Quelle que soit notre religion, la maîtrise de la respiration est d’une grande aide sur le chemin vers la spiritualité. L’unique guerre sainte que l’homme doit mener, c’est la lutte pour parvenir à la maîtrise de lui-même, de ses humeurs, de ses colères, de ses désirs. L’asservissement d’autrui n’a rien à voir avec le vrai Islam. Tous ceux qui prétendent appliquer la charia, devraient se l’appliquer d’abord à eux-mêmes : charia bien ordonnée commence par soi-même. Dieu a interdit à Moïse de fouler la terre promise parce qu’il avait dépassé ses prérogatives. À Mahomet, il a intimé l’ordre : « Laisse-moi avec celui que j’ai créé seul (Coran, sourate 74, verset 11), Avertis seulement les mortels » (Sourate 74, verset 36), lui signifiant ainsi qu’il n’avait pas mission de s’ériger en justicier et de sévir contre ses semblables. Ce que recommande le Coran, c’est de « Délier un joug, affranchir un esclave, ou nourrir un jour de famine un orphelin proche parent ou un pauvre dans le dénuement » (Sourate 90, versets 13 à 16). Dieu surveille l’œuvre de ses Messagers comme l’indiquent les versets 26 à 28 de la sourate 72 : « C’est LUI qui connaît le mystère. Il ne le dévoile à personne, sauf à celui qu’il agrée comme Messager et qu’il fait précéder de gardiens vigilants afin qu’il sache s’ils ont bien transmis les messages de leur Seigneur ». Si même à ses prophètes ou Mursalinis, Allah demande seulement d’avertir et non de sévir, qui peut prétendre tuer en son nom ceux qu’il a animés de son souffle de vie ?

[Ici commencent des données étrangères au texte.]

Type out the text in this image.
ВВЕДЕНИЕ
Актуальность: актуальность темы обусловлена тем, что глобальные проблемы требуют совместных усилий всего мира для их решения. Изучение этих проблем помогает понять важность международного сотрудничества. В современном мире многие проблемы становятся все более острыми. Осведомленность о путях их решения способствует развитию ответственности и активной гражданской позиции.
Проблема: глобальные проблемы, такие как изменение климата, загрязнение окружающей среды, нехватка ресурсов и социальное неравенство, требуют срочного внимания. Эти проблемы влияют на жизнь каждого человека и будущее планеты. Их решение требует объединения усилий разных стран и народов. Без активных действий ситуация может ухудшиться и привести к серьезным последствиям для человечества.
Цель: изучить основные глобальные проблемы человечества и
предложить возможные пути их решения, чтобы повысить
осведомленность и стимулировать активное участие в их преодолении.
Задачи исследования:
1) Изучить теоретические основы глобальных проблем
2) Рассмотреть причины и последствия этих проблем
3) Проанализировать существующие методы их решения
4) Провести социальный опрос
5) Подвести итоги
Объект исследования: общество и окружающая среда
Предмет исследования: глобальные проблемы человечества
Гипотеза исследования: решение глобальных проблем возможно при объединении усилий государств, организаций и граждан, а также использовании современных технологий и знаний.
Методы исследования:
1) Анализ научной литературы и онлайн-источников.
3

Tout en luttant contre la violence aveugle des intégristes, développons aussi la prévention afin d’éliminer les problèmes qui la nourrissent . Agissons et prions, chacun selon sa méthode et selon sa foi, pour que les fanatismes de tous bords et les pandémies, morales ou biologiques, disparaissent enfin de cette terre.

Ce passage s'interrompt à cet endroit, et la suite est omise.